Again, untrue on the face of it. Everyone I know who reads e-books also reads paper books (I'm not saying that no one reads e-books exclusively -- I just don't know them), altho not everyone I know who reads paper books reads e-books. I could quibble about the next sentence:

"E-books still represent only 1 percent to 2 percent of book sales."

on the basis of the word "only". I'm pretty sure picking up 1-2 percent of book sales over the course of the brief time the kindle has been out (and that's when the big jump happened, albeit in part because other formats became Much Cheaper) isn't something to call "only".

"while the most common price for an e-book has quickly become $9.99."

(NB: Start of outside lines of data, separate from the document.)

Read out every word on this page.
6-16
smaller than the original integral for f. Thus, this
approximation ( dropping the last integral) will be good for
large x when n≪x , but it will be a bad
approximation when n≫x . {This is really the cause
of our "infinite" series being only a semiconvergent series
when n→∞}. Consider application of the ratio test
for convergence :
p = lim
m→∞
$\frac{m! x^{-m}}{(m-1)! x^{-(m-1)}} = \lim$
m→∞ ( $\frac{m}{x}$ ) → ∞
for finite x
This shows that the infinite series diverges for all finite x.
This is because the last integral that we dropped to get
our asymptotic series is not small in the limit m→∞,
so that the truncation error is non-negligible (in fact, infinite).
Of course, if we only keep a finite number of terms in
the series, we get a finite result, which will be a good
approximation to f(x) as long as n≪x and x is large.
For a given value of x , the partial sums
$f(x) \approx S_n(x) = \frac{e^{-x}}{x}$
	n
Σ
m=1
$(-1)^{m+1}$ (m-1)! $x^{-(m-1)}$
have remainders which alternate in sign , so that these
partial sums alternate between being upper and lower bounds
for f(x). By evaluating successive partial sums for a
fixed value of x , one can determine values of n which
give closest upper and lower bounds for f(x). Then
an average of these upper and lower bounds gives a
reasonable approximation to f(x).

Really? Prove it. And tell me whether you're basing that on books sold or titles sold. And how you came by the data to make that assertion other than, say, pulling it out of your ass.

The article doesn't need this kind of error-laden garbage to be interesting. Discussing the trade-offs associated with when to release the e-version of a book is important and they laid out at least some of the issues. But they did miss several, because (and this is so typical) of their focus on books that are bought by a wide-range of buyers. Books bought by a smaller range of buyers (things that don't come under the heading of "general" fiction or "general" non-fiction) bring up a whole series of other interesting issues that it looks to me like at least some publishers have a great grasp on. Both fantasy and romance fiction is now running through a fine gradation of price and time points: you can get it in hardcover, then you can get it as a e-book, and then the e-book starts getting price cut, the paperback comes out, the e-book gets cheaper and cheaper, etc. Eventually (depending on which platform you are on), you may be able to buy that book and several more of a related nature/series as a "bundle" for less than a single one hardcover -- in fact, competitive with a single in paper. Baen and HQN both do this, and that's when they aren't just giving away early entries in a series for free to get you hooked on buying the new ones as they come out.

Just because the "respectable" publishers have their heads shoved so far up their asses they find it disturbing to deal with a title available at multiple price points doesn't mean the people really moving the product haven't figured this out.